Il a été décidé de créer deux commissions pour mettre en œuvre la procédure d'indemnisation :

- une commission d'indemnisation chargée d'émettre un avis sur la réalité de la M. C-J., l'imputabilité et le montant proposé de l'indemnité.

- une commission de surveillance, chargée de veiller au respect des principes de l'indemnisation et d'émettre un avis sur les modalités d'instruction des dossiers.

 Les pouvoirs publics ont étendu la procédure d'indemnisation aux personnes atteintes de la nouvelle variante de la maladie de Creutzfeldt-Jakob résultant d'une contamination probable par l'agent de l'encéphalopathie spongiforme bovine (ESB ou maladie de la «vache folle »).

 

Mise en œuvre :

La 1ère réunion de la commission d'indemnisation se tient en février 1994.

35 millions d'euros  ont été versés à 129 familles.

Cette procédure transactionnelle existe toujours et reste gérée par le ministère chargé de la santé. Pour toute demande indemnitaire amiable relative à la maladie de Creutzfeldt-Jakob, vous devez contacter le Ministère du Travail, de l'Emploi et de la Santé, 14, avenue Duquesne
75350 PARIS 07 SP au 01 40 56 60 00.

Les contentieux susceptibles d'être initiés dans les suites des décisions prononcées en la matière par le Ministère chargé de la santé relèvent de la compétence de ce Ministère.

 

Principes indemnitaires :

L'allocation de ces sommes s'est accompagnée d'engagements aux termes desquels les signataires de ces protocoles reconnaissent « être intégralement indemnisés des préjudices subis du fait de la maladie de Creutzfeldt Jacob moins 1 € symbolique » et ont renoncé « à tout droit et toute requête amiable ou action contentieuse à raison des mêmes préjudices contre l'Etat, ses mandants, leurs organes, représentants, préposés et collaborateurs ».

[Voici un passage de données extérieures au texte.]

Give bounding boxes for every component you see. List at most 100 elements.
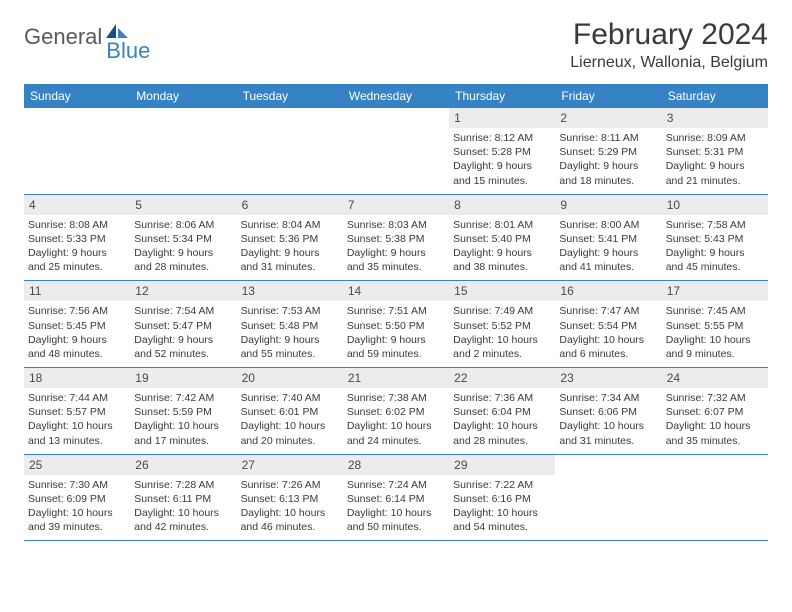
sunrise-text: Sunrise: 7:24 AM	[347, 478, 445, 492]
week-row: 11Sunrise: 7:56 AMSunset: 5:45 PMDayligh…	[24, 281, 768, 368]
daylight-text: Daylight: 9 hours	[134, 333, 232, 347]
sunset-text: Sunset: 5:36 PM	[241, 232, 339, 246]
daylight-text: Daylight: 10 hours	[134, 506, 232, 520]
day-number: 19	[130, 368, 236, 388]
day-number: 12	[130, 281, 236, 301]
day-number: 22	[449, 368, 555, 388]
daylight-text: and 31 minutes.	[241, 260, 339, 274]
daylight-text: Daylight: 10 hours	[241, 506, 339, 520]
sunrise-text: Sunrise: 8:08 AM	[28, 218, 126, 232]
daylight-text: and 2 minutes.	[453, 347, 551, 361]
sunset-text: Sunset: 5:34 PM	[134, 232, 232, 246]
sunset-text: Sunset: 5:48 PM	[241, 319, 339, 333]
day-cell: 22Sunrise: 7:36 AMSunset: 6:04 PMDayligh…	[449, 368, 555, 454]
daylight-text: and 24 minutes.	[347, 434, 445, 448]
weekday-header: Friday	[555, 84, 661, 108]
day-number: 26	[130, 455, 236, 475]
day-number: 17	[662, 281, 768, 301]
sunrise-text: Sunrise: 7:36 AM	[453, 391, 551, 405]
day-number: 20	[237, 368, 343, 388]
daylight-text: and 35 minutes.	[666, 434, 764, 448]
sunrise-text: Sunrise: 8:01 AM	[453, 218, 551, 232]
logo: General Blue	[24, 22, 174, 51]
day-cell: 17Sunrise: 7:45 AMSunset: 5:55 PMDayligh…	[662, 281, 768, 367]
sunrise-text: Sunrise: 7:32 AM	[666, 391, 764, 405]
day-number: 8	[449, 195, 555, 215]
empty-day-cell	[555, 455, 661, 541]
sunrise-text: Sunrise: 8:06 AM	[134, 218, 232, 232]
sunrise-text: Sunrise: 7:49 AM	[453, 304, 551, 318]
day-number: 23	[555, 368, 661, 388]
day-cell: 24Sunrise: 7:32 AMSunset: 6:07 PMDayligh…	[662, 368, 768, 454]
day-cell: 27Sunrise: 7:26 AMSunset: 6:13 PMDayligh…	[237, 455, 343, 541]
daylight-text: Daylight: 10 hours	[241, 419, 339, 433]
daylight-text: and 25 minutes.	[28, 260, 126, 274]
week-row: 25Sunrise: 7:30 AMSunset: 6:09 PMDayligh…	[24, 455, 768, 542]
logo-text-general: General	[24, 24, 102, 50]
day-cell: 13Sunrise: 7:53 AMSunset: 5:48 PMDayligh…	[237, 281, 343, 367]
sunrise-text: Sunrise: 7:42 AM	[134, 391, 232, 405]
sunrise-text: Sunrise: 7:53 AM	[241, 304, 339, 318]
sunset-text: Sunset: 5:41 PM	[559, 232, 657, 246]
sunset-text: Sunset: 6:09 PM	[28, 492, 126, 506]
day-number: 24	[662, 368, 768, 388]
sunset-text: Sunset: 5:43 PM	[666, 232, 764, 246]
daylight-text: Daylight: 10 hours	[666, 419, 764, 433]
daylight-text: Daylight: 10 hours	[559, 333, 657, 347]
sunset-text: Sunset: 6:14 PM	[347, 492, 445, 506]
day-cell: 11Sunrise: 7:56 AMSunset: 5:45 PMDayligh…	[24, 281, 130, 367]
weekday-header: Wednesday	[343, 84, 449, 108]
day-number: 6	[237, 195, 343, 215]
daylight-text: and 13 minutes.	[28, 434, 126, 448]
sunrise-text: Sunrise: 7:47 AM	[559, 304, 657, 318]
daylight-text: and 52 minutes.	[134, 347, 232, 361]
sunrise-text: Sunrise: 8:12 AM	[453, 131, 551, 145]
daylight-text: Daylight: 10 hours	[666, 333, 764, 347]
day-cell: 10Sunrise: 7:58 AMSunset: 5:43 PMDayligh…	[662, 195, 768, 281]
daylight-text: Daylight: 10 hours	[347, 506, 445, 520]
day-cell: 21Sunrise: 7:38 AMSunset: 6:02 PMDayligh…	[343, 368, 449, 454]
day-number: 15	[449, 281, 555, 301]
daylight-text: Daylight: 10 hours	[453, 419, 551, 433]
day-cell: 15Sunrise: 7:49 AMSunset: 5:52 PMDayligh…	[449, 281, 555, 367]
daylight-text: Daylight: 10 hours	[134, 419, 232, 433]
daylight-text: Daylight: 10 hours	[347, 419, 445, 433]
daylight-text: Daylight: 9 hours	[134, 246, 232, 260]
day-cell: 7Sunrise: 8:03 AMSunset: 5:38 PMDaylight…	[343, 195, 449, 281]
sunrise-text: Sunrise: 8:00 AM	[559, 218, 657, 232]
daylight-text: and 48 minutes.	[28, 347, 126, 361]
sunset-text: Sunset: 6:11 PM	[134, 492, 232, 506]
daylight-text: and 59 minutes.	[347, 347, 445, 361]
sunrise-text: Sunrise: 7:54 AM	[134, 304, 232, 318]
daylight-text: and 18 minutes.	[559, 174, 657, 188]
daylight-text: Daylight: 9 hours	[559, 246, 657, 260]
daylight-text: and 28 minutes.	[134, 260, 232, 274]
day-cell: 2Sunrise: 8:11 AMSunset: 5:29 PMDaylight…	[555, 108, 661, 194]
sunset-text: Sunset: 5:54 PM	[559, 319, 657, 333]
title-block: February 2024 Lierneux, Wallonia, Belgiu…	[570, 18, 768, 72]
sunrise-text: Sunrise: 7:51 AM	[347, 304, 445, 318]
sunrise-text: Sunrise: 8:03 AM	[347, 218, 445, 232]
daylight-text: Daylight: 10 hours	[28, 419, 126, 433]
day-cell: 9 Sunrise: 8:00 AMSunset: 5:41 PMDaylight…	[555, 195, 661, 281]
daylight-text: Daylight: 10 hours	[559, 419, 657, 433]
day-cell: 12Sunrise: 7:54 AMSunset: 5:47 PMDayligh…	[130, 281, 236, 367]
day-number: 9	[555, 195, 661, 215]
location-text: Lierneux, Wallonia, Belgium	[570, 54, 768, 72]
daylight-text: and 54 minutes.	[453, 520, 551, 534]
logo-text-blue: Blue	[106, 38, 150, 64]
sunset-text: Sunset: 5:45 PM	[28, 319, 126, 333]
day-number: 7	[343, 195, 449, 215]
daylight-text: and 39 minutes.	[28, 520, 126, 534]
day-number: 13	[237, 281, 343, 301]
day-cell: 8Sunrise: 8:01 AMSunset: 5:40 PMDaylight…	[449, 195, 555, 281]
sunrise-text: Sunrise: 7:44 AM	[28, 391, 126, 405]
daylight-text: Daylight: 9 hours	[453, 246, 551, 260]
day-number: 27	[237, 455, 343, 475]
daylight-text: and 17 minutes.	[134, 434, 232, 448]
calendar-grid: SundayMondayTuesdayWednesdayThursdayFrid…	[24, 84, 768, 541]
day-cell: 5Sunrise: 8:06 AMSunset: 5:34 PMDaylight…	[130, 195, 236, 281]
daylight-text: Daylight: 9 hours	[28, 333, 126, 347]
daylight-text: and 42 minutes.	[134, 520, 232, 534]
daylight-text: Daylight: 10 hours	[453, 506, 551, 520]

 « Le  protocole ne fait pas obstacle à ce que les personnes indemnisées puissent se constituer partie civile et avoir accès au dossier pénal (...) sans que celle-ci puisse donner lieu au versement d'indemnités autres que le franc symbolique ».

 

 

3) Transfert des obligations de l'association France Hypophyse à l'ONIAM

 

La loi n°2002-1577 du 30 décembre 2002 complète l'article L. 1142-22 du code de la santé publique qui définit les missions de l'ONIAM, « afin de lui transférer la prise en charge financière des obligations de l'association France-Hypophyse résultant des contentieux civils relatifs à l'indemnisation des victimes de Creutzfeldt-Jakob (MCJ) transmise par recours à l'hormone de croissance d'origine humaine »

Depuis cette date, l'ONIAM intervient, comme garant des obligations de l'association France Hypophyse, pour les indemnisations susceptibles d'être mise à la charge de cette dernière dans les contentieux civils et pénaux.